When I read the summary of this book I thought, “Hmm, this could be interesting.” Well, it turns out the summary that you see on the cover or on a website is about the most interesting part of the book. By way of a positive, it is obvious that a good bit of historical research went in to writing this book. I learned some things about a few historical figures that I had not known before. In fact, if this had not been written as a novel and instead been written as an exploration of the principles for success of the various historical figures in the book it would have been a much better and more readable text.
As the book stands, it is mediocre at best. One of the marks of good writing and good character development is being able to read the lines of a character on a page and distinguish who is talking. Basically, the author fails to make his characters sound different. In good writing, the different characters use different words and sentence structure to distinguish their dialog and the author has to rely less on descriptors. If you have done a good job establishing that a character is arrogant, then you shouldn’t need to use descriptors every time the character speaks (e.g. ‘Churchill replied somewhat arrogantly”) . Andrews does this repeatedly and all his characters, despite coming from vastly different historical times, sound the same. Why does Anne Frank sound like Benjamin Franklin who in turn sounds just like Joan of Arc?

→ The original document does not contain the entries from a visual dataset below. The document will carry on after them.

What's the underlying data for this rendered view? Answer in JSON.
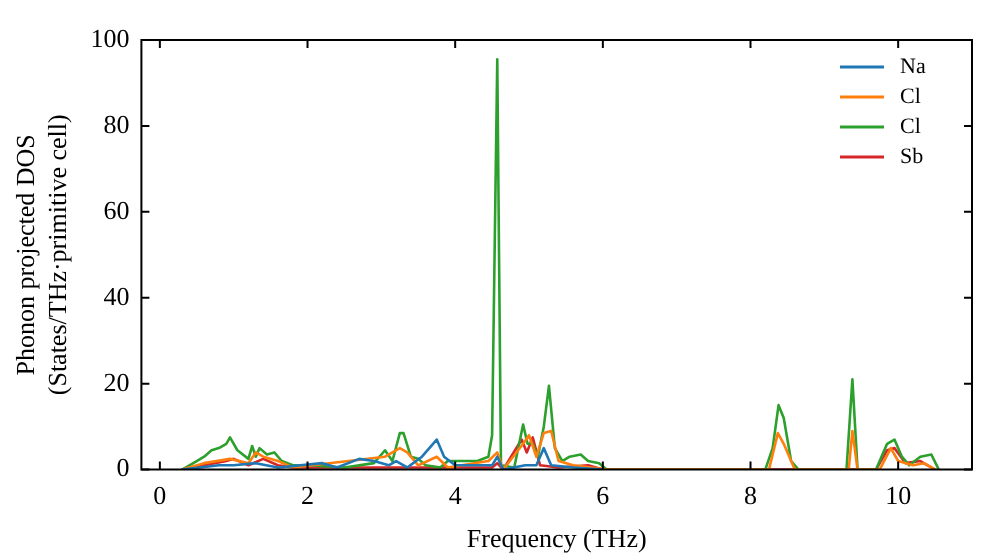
{
  "chart_data": {
    "type": "line",
    "xlabel": "Frequency (THz)",
    "ylabel": "Phonon projected DOS\n(States/THz·primitive cell)",
    "xlim": [
      -0.25,
      11
    ],
    "xticks": [
      0,
      2,
      4,
      6,
      8,
      10
    ],
    "ylim": [
      0,
      100
    ],
    "yticks": [
      0,
      20,
      40,
      60,
      80,
      100
    ],
    "grid": false,
    "legend": "top right",
    "marker": "none",
    "line_style": "solid",
    "series": [
      {
        "name": "Na",
        "color": "#1f77b4",
        "x": [
          0.3,
          0.8,
          1.0,
          1.3,
          1.6,
          2.2,
          2.4,
          2.7,
          2.9,
          3.1,
          3.2,
          3.35,
          3.55,
          3.75,
          3.85,
          4.0,
          4.5,
          4.57,
          4.65,
          4.95,
          5.1,
          5.2,
          5.3,
          5.6,
          6.0
        ],
        "values": [
          0,
          1,
          1,
          1.5,
          0.5,
          1.5,
          0.5,
          2.5,
          2,
          1,
          2,
          0.5,
          3,
          7,
          3,
          1,
          1,
          3,
          0,
          1,
          1,
          5,
          1,
          0.5,
          0
        ]
      },
      {
        "name": "Cl",
        "color": "#ff7f0e",
        "x": [
          0.3,
          0.6,
          0.95,
          1.2,
          1.3,
          1.4,
          1.6,
          1.8,
          3.05,
          3.25,
          3.35,
          3.5,
          3.75,
          3.9,
          4.45,
          4.57,
          4.65,
          4.92,
          5.0,
          5.1,
          5.2,
          5.3,
          5.4,
          5.6,
          6.05,
          8.25,
          8.37,
          8.45,
          8.6,
          9.33,
          9.38,
          9.45,
          9.75,
          9.9,
          10.0,
          10.2,
          10.35,
          10.5
        ],
        "values": [
          0,
          1.5,
          2.5,
          1.5,
          4,
          3,
          2,
          0.5,
          3,
          5,
          4,
          1,
          3,
          0.5,
          2,
          4,
          0,
          6,
          8,
          3,
          8.5,
          9,
          2,
          1,
          0,
          0,
          8.5,
          6,
          0,
          0,
          9,
          0,
          0,
          5,
          2,
          1,
          1.5,
          0
        ]
      },
      {
        "name": "Cl",
        "color": "#2ca02c",
        "x": [
          0.3,
          0.5,
          0.6,
          0.7,
          0.8,
          0.9,
          0.95,
          1.05,
          1.2,
          1.25,
          1.3,
          1.35,
          1.45,
          1.55,
          1.65,
          1.8,
          2.0,
          2.5,
          2.9,
          3.05,
          3.15,
          3.25,
          3.3,
          3.4,
          3.5,
          3.6,
          3.8,
          3.9,
          4.3,
          4.45,
          4.5,
          4.57,
          4.62,
          4.8,
          4.92,
          4.98,
          5.05,
          5.12,
          5.2,
          5.27,
          5.35,
          5.45,
          5.55,
          5.7,
          5.8,
          5.95,
          6.05,
          8.2,
          8.3,
          8.38,
          8.45,
          8.55,
          8.65,
          9.3,
          9.38,
          9.45,
          9.7,
          9.85,
          9.95,
          10.05,
          10.15,
          10.3,
          10.45,
          10.55
        ],
        "values": [
          0,
          2,
          3,
          4.5,
          5,
          6,
          7.5,
          4.5,
          2.5,
          5.5,
          3,
          5,
          3.5,
          4,
          2,
          1,
          1,
          0.5,
          1.5,
          4.5,
          2,
          8.5,
          8.5,
          3,
          2.5,
          1,
          0.5,
          2,
          2,
          3,
          8,
          95.5,
          1,
          0.5,
          10.5,
          6,
          6,
          3,
          10,
          19.5,
          5,
          2,
          3,
          3.5,
          2,
          1.5,
          0,
          0,
          5,
          15,
          12,
          2,
          0,
          0,
          21,
          0,
          0,
          6,
          7,
          3,
          1,
          3,
          3.5,
          0
        ]
      },
      {
        "name": "Sb",
        "color": "#d62728",
        "x": [
          0.3,
          0.6,
          0.9,
          1.0,
          1.2,
          1.4,
          1.6,
          1.8,
          3.0,
          3.5,
          4.5,
          4.57,
          4.65,
          4.9,
          4.97,
          5.05,
          5.15,
          5.4,
          5.8,
          6.0,
          9.7,
          9.85,
          9.95,
          10.1,
          10.3,
          10.4,
          10.5
        ],
        "values": [
          0,
          1,
          2,
          2.5,
          1,
          2.5,
          1,
          0.5,
          0.5,
          0.5,
          0.5,
          1.5,
          0,
          7,
          4,
          7.5,
          1,
          0.5,
          1,
          0,
          0,
          4.5,
          5,
          1.5,
          2,
          1,
          0
        ]
      }
    ]
  }
}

If you are looking for engaging writing, I’m afraid you will have to look elsewhere. The principles “that will save humanity” that are presented in the book are interesting and the way Andrews explores them through the lens of history is interesting, but the dialog and main plot device all feel very weak and contrived and thus make a book that could have been good had it been presented another way quite a bore to read.
Full Disclosure- I was provided a copy of this book from the publisher. I was not required to write a positive review.